Visualizing It with Probability
Every time a model predicts the next token, it’s estimating how close the new vector should be to the current path. Think of it as walking through this landscape one step at a time, guided by probability rather than certainty.
Here’s a conceptual MATLAB snippet that simulates that:
|  |  | 
Output:
Most likely next token: return
The code above doesn’t generate real text; it illustrates the logic. The context vector, which represents everything you’ve communicated so far to the model, points somewhere in the embedding space. The model searches for the nearest vectors and selects the one most aligned. That is prediction in geometric form.

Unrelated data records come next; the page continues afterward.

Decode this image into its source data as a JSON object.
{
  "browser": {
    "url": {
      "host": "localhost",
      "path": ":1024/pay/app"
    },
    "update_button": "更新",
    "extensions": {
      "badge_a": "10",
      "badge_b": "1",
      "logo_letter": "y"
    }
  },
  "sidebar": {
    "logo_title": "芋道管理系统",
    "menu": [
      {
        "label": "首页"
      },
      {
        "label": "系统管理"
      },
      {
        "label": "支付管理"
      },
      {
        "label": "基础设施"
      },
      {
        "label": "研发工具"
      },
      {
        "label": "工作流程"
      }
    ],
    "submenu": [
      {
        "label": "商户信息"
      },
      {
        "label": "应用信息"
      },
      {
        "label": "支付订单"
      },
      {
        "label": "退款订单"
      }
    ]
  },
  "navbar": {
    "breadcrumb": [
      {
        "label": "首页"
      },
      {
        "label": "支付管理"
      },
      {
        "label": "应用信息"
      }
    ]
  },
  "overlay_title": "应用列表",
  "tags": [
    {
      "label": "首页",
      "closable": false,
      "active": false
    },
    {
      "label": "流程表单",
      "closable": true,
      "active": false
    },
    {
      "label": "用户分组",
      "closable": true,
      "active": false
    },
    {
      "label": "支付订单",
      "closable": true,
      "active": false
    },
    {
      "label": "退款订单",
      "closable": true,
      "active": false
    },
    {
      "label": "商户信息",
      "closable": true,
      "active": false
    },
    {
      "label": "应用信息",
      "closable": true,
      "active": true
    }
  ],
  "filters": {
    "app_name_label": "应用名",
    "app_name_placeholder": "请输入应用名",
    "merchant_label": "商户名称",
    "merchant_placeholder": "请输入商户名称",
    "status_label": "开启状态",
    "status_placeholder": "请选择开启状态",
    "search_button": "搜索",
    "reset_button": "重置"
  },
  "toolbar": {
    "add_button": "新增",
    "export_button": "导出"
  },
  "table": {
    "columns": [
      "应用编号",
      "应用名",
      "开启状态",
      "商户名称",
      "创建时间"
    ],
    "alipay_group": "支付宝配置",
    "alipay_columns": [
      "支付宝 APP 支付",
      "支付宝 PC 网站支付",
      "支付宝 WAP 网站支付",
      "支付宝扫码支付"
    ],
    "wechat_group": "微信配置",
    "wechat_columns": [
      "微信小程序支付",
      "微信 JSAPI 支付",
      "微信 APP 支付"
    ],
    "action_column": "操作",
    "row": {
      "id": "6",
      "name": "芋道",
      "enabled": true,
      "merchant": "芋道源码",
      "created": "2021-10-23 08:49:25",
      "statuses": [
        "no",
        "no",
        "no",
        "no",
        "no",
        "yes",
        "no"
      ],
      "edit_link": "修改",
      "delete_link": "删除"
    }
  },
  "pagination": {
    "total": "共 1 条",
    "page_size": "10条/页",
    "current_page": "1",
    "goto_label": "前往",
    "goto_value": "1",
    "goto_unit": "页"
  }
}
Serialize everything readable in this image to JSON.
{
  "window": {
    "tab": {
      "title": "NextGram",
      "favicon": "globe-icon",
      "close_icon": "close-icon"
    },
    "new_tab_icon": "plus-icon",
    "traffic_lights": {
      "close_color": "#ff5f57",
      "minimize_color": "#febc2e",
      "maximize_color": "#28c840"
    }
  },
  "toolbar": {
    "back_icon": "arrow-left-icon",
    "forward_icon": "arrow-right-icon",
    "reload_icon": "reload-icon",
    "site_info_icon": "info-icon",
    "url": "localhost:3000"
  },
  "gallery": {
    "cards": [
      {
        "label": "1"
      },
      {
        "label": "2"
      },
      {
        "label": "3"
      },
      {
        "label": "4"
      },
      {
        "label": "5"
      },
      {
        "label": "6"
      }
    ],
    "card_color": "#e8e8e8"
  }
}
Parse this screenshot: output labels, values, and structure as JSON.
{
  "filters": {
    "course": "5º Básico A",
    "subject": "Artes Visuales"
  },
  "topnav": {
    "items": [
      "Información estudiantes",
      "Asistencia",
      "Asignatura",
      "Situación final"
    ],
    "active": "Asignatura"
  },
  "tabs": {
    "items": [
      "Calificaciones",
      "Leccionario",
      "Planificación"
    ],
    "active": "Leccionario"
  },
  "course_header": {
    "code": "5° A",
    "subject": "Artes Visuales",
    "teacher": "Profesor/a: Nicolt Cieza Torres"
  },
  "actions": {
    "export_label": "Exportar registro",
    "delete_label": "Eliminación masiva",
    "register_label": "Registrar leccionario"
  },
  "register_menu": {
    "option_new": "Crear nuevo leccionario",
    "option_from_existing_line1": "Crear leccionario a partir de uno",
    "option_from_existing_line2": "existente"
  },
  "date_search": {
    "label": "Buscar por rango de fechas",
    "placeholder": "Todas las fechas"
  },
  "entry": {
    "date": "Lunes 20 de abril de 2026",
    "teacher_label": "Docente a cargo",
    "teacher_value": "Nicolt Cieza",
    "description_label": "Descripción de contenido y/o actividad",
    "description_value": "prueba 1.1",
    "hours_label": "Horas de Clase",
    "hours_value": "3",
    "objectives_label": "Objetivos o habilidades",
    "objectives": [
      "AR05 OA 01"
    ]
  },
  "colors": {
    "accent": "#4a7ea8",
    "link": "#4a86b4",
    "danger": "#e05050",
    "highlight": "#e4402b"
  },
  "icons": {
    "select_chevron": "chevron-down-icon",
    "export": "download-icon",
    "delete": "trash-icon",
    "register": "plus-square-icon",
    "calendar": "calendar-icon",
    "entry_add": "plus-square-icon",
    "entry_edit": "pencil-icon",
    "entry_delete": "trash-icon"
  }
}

Why Models Use Log Probabilities
If you’ve read How AI Reads Code , you might remember the phrase “log probability.” Log probability is a small mathematical trick with a big purpose.
When a model predicts the next token, it doesn’t make a single guess. It assigns a probability to every possible token that could come next, evaluating thousands of options, each with its own confidence score. For example, in a code context for implementing a palindrome check, the model might assign s[::-1] a probability of 0.93 (almost certain), reversed(s) a probability of 0.05, and everything else close to zero.
Multiplying those probabilities across long sequences quickly drives the numbers into infinitesimal fractions, making them computationally unstable. To avoid that instability, models work in logarithmic space, where multiplication becomes addition and tiny values remain manageable.
The result is a set of log probabilities, negative numbers that are easier to compare and sum across many steps. Because the logarithm of a number between 0 and 1 is negative, a confident prediction such as 0.93 becomes a value close to zero (around -0.07), while an uncertain one such as 0.05 becomes a much smaller number (around -3.0). In log space, a less negative value means greater confidence.
In other words, log probabilities do not change what the model believes. They simply make belief computable.
Why High Dimensions Matter
It is easy to imagine this in two dimensions, but real models operate in thousands of dimensions. Why so many? Because meaning is not simple.
In two dimensions, you can represent a few relationships, such as animals versus vehicles. In ten thousand dimensions, you can represent subtler unions: gender, tone, syntax, domain, even emotional valence.
High-dimensional space lets models encode complexity linearly, turning abstract semantics into measurable geometry. That is why they can generalize across tasks, languages, and even programming paradigms.
The Shape of Understanding
When you ask an LLM to complete your sentence, it is not retrieving an answer; it is following a path through vector space.
Each token pulls the next one toward its neighborhood. Each neighborhood has local rules learned from millions of examples. Together, they form a topology of understanding, a map that balances memory and probability.
In that sense, an LLM does not think; it navigates. It is a statistical traveler in a landscape shaped by human language.
Closing Thoughts
Understanding embeddings turns the mystery of AI into something tangible. When you realize that “meaning” is just geometry, you start to see why models feel both powerful and fragile. They are not reasoning in symbols or words; they are surfing through probability.
MATLAB and Python give us two lenses to explore that space: Python for the implementation, MATLAB for the math. Between the two, you can watch meaning become math in real time.
And once you have seen that happen, the phrase “AI understands” feels less magical and far more human.